Ensuring Data Quality: De-duplicating the Lakh MIDI Dataset for Robust AI Music Models

TLDR: This research addresses the critical issue of data duplication in large symbolic music datasets, specifically the Lakh MIDI Dataset (LMD). Duplicates, arising from minor edits or different arrangements, can lead to unreliable AI model training and evaluation. The study evaluates rule-based and neural network approaches, including a novel contrastive learning BERT model (CAugBERT). It proposes a combined method (CLaMP-1024 and CAugBERT) that effectively identifies and filters out a substantial number of duplicates (38,134 to 68,075 files) from LMD, providing cleaned lists to enhance the validity of future music AI research.

In the rapidly evolving world of artificial intelligence, especially in fields like music generation, large and diverse datasets are the backbone of powerful models. However, the way these datasets are often collected—through automated web scraping—can lead to a significant, yet often overlooked, problem: data duplication. This issue is particularly prevalent in symbolic music datasets, where minor edits, different arrangements, or metadata changes can create multiple versions of essentially the same musical piece.

A recent study by researchers from KAIST and Sogang University in South Korea sheds light on this critical problem, specifically focusing on the Lakh MIDI Dataset (LMD). LMD is one of the largest publicly available resources in the symbolic music domain, widely used for training AI models that generate music. The paper, titled “ON THE DE-DUPLICATION OF THE LAKH MIDI DATASET,” highlights how duplicates can severely compromise the reliability of AI model training and evaluation. When identical or near-identical data appears in both training and testing sets, it can lead to inflated performance metrics, making models appear more capable than they truly are—a phenomenon known as data leakage.

Understanding Duplication in Music Data

The researchers categorized duplicates into two main types: hard duplication and soft duplication. Hard duplication refers to files that are almost identical, with only minor differences such as instrument mapping, tempo, or small note-level alterations. These often arise when users modify and re-upload existing MIDI files. Soft duplication, on the other hand, involves files that preserve core musical elements like melody and harmony but differ significantly in arrangement style, reflecting diverse interpretations by different arrangers. This study primarily focused on detecting hard duplication.

The Challenge of De-duplication

Manually sifting through a massive dataset like LMD to find duplicates is practically impossible. To address this, the research team explored various automated methods. They evaluated both traditional rule-based approaches and advanced neural network models. Rule-based methods included techniques like MIDI Encoding Hash (checking for identical digital fingerprints), Beat Position Entropy (analyzing note distribution within a bar), and Chroma-DTW (measuring pitch content similarity using Dynamic Time Warping).

For neural approaches, they leveraged existing pre-trained models designed for symbolic music understanding and retrieval, such as MusicBERT and the CLaMP series (CLaMP-512, CLaMP-1024, CLaMP2, CLaMP3). These models learn to create numerical representations (embeddings) of music, allowing for similarity comparisons. Additionally, the team developed their own contrastive learning-based BERT model, named CAugBERT. This model was specifically trained to identify duplicates by learning from various “augmentations” or minor variations of the same musical piece, making it robust to common differences found in duplicates.

Evaluating the Methods

To rigorously test these methods, the researchers used a subset of LMD called LMD-clean as a benchmark. LMD-clean is meticulously organized, with different versions of the same songs grouped, providing a clear ground truth for duplicate identification. They assessed each method using standard retrieval metrics like nDCG (Normalized Discounted Cumulative Gain) and MRR (Mean Reciprocal Rank), which measure how well duplicates are ranked as similar.

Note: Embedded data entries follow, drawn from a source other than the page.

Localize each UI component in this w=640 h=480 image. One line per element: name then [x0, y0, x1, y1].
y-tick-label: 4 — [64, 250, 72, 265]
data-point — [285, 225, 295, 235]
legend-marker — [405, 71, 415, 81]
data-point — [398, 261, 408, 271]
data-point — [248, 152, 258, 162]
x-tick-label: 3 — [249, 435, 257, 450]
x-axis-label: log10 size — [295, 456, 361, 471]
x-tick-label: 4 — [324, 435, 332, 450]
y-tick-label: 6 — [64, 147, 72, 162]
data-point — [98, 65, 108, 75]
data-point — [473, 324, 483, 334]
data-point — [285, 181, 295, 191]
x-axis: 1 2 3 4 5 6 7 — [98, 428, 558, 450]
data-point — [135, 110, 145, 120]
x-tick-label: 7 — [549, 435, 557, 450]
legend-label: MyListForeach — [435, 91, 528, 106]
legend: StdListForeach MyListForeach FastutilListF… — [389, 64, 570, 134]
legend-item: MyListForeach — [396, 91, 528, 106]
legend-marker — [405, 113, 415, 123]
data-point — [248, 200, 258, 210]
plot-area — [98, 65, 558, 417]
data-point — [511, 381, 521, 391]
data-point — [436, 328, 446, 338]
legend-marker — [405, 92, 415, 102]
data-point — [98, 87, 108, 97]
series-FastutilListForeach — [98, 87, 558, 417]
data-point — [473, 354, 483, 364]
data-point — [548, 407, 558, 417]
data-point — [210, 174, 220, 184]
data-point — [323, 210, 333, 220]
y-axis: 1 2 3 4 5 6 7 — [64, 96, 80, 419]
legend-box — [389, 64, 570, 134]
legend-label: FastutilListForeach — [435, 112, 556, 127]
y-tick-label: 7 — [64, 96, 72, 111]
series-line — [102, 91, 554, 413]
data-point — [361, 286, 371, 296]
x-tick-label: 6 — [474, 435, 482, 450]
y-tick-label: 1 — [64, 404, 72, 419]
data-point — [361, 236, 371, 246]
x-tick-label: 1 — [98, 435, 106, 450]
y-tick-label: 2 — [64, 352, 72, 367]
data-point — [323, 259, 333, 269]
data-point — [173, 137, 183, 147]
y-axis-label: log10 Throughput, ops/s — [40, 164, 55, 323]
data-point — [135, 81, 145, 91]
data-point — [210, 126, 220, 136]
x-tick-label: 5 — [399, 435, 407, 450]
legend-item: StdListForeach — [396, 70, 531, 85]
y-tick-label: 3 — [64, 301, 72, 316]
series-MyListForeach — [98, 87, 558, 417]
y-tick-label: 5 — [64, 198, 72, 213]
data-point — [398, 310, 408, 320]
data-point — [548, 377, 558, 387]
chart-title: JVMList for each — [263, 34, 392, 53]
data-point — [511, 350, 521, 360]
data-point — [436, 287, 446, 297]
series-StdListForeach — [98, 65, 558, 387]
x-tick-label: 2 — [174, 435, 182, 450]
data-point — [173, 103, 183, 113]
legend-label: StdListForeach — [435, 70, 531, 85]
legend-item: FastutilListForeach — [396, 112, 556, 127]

They also used classification metrics like precision, recall, and F1-score to evaluate the accuracy of identifying true duplicates.

The findings revealed that neural network-based approaches generally outperformed rule-based methods. Among them, the CLaMP model series showed strong performance in retrieval tasks, while CAugBERT, their custom contrastive learning model, achieved the best classification performance, demonstrating the effectiveness of its specialized training. Interestingly, different models excelled in different aspects, suggesting they capture distinct facets of musical similarity.

Also Read:

A Proposed Solution for a Cleaner Dataset

Recognizing the complementary strengths of different models, the researchers investigated combining methods to enhance performance. Their most effective approach involved a union of CLaMP-1024 and CAugBERT. This combination proved to be highly effective in identifying duplicates, covering a broad range of duplication types. Using this proposed configuration, they identified a significant number of duplicates within the LMD-full dataset. Even with a conservative threshold for rejection, they found 38,134 duplicated files out of 178,561 to be filtered, and with their proposed configuration, the number of duplicate files to be filtered reached 68,075.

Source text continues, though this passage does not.